Adamsberg obedeció; se sentía algo aturdido, pero bien, ligero y hambriento. Nada que ver con la náusea y los kilos de hierro fundido que arrastraba en los pies esa mañana. Levantó la cabeza y vio que el médico le dirigía un guiño amistoso.
– Aparte de eso, he visto lo que quería ver. La estructura natural.
– ¿Y bien? -preguntó Adamsberg, que se sentía bastante mermado delante de Josselin.
– Más o menos lo que esperaba. Sólo he visto otro caso como usted, en una mujer mayor.
– ¿Es decir?
– Una ausencia casi total de angustia. Es una postura rara. En contrapartida, claro, la emotividad es débil, el deseo por las cosas se ve atenuado, hay fatalismo, tentaciones de deserción, dificultades con el entorno, espacios mudos. No se puede tener todo. Más interesante todavía, un flujo incontrolado entre las zonas del consciente y del inconsciente. Podría decirse que el sas de separación está mal ajustado, que a veces olvida cerrar bien la verja. No lo descuide, comisario. Eso puede dar ideas de genio que parecen venir de otra parte, de la intuición, como se dice equivocadamente para simplificar; reservas inmensas de recuerdos e imágenes, pero también puede dejar aflorar objetos tóxicos que deberían a toda costa quedarse en las profundidades. ¿Me sigue?

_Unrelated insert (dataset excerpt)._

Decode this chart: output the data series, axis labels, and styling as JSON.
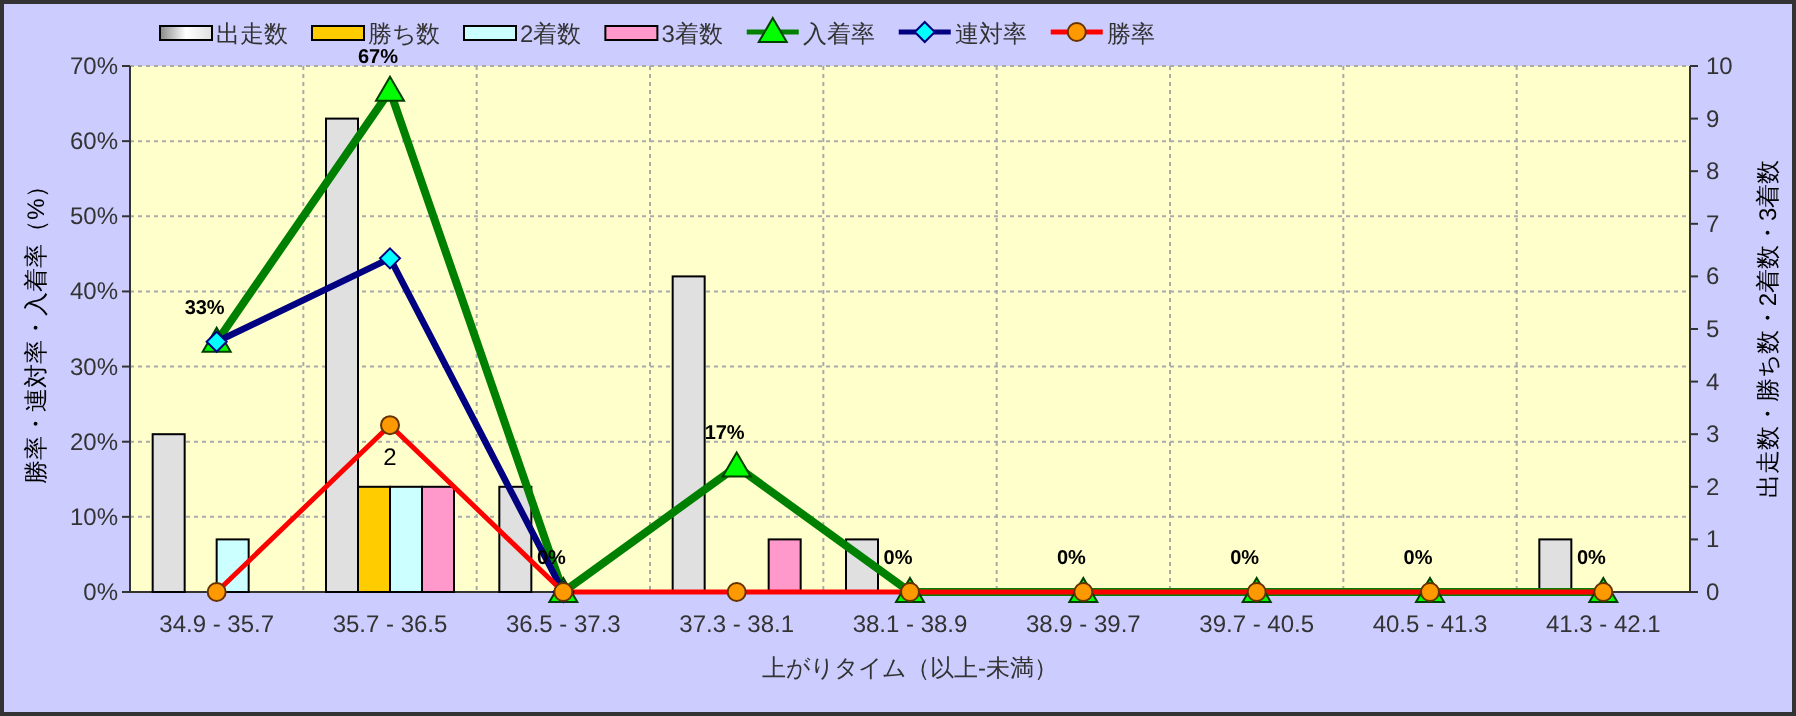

– Bastante bien. Y, si los objetos tóxicos afloran, ¿qué pasa?
El doctor Josselin hizo un molinete con el dedo en la sien.
– Entonces ya no distingue lo verdadero de lo falso, la fantasía de lo real, lo posible de lo imposible. En resumidas cuentas: mezcla el nitrato, el azufre y el carbón.
– Explosión -concluyó Adamsberg.
– Eso es -dijo el médico secándose las manos satisfecho-. No hay nada que temer si no se deja ir. Conserve responsabilidades, siga hablando con los demás, no se aísle exageradamente. ¿Tiene hijos?
– Uno, pero muy pequeño.
– Pues explíquele el mundo, paséelo, no se abandone. Eso lo lastrará con unas cuantas anclas, hay que mantener a la vista las luces del puerto. No le pregunto nada sobre las mujeres. Falta de confianza.
– ¿En ellas?
– En usted. Es la única pequeña preocupación, si es que puede llamarse así. Lo dejo, comisario, cierre la puerta al salir.
¿Qué puerta, la del sas o la del piso?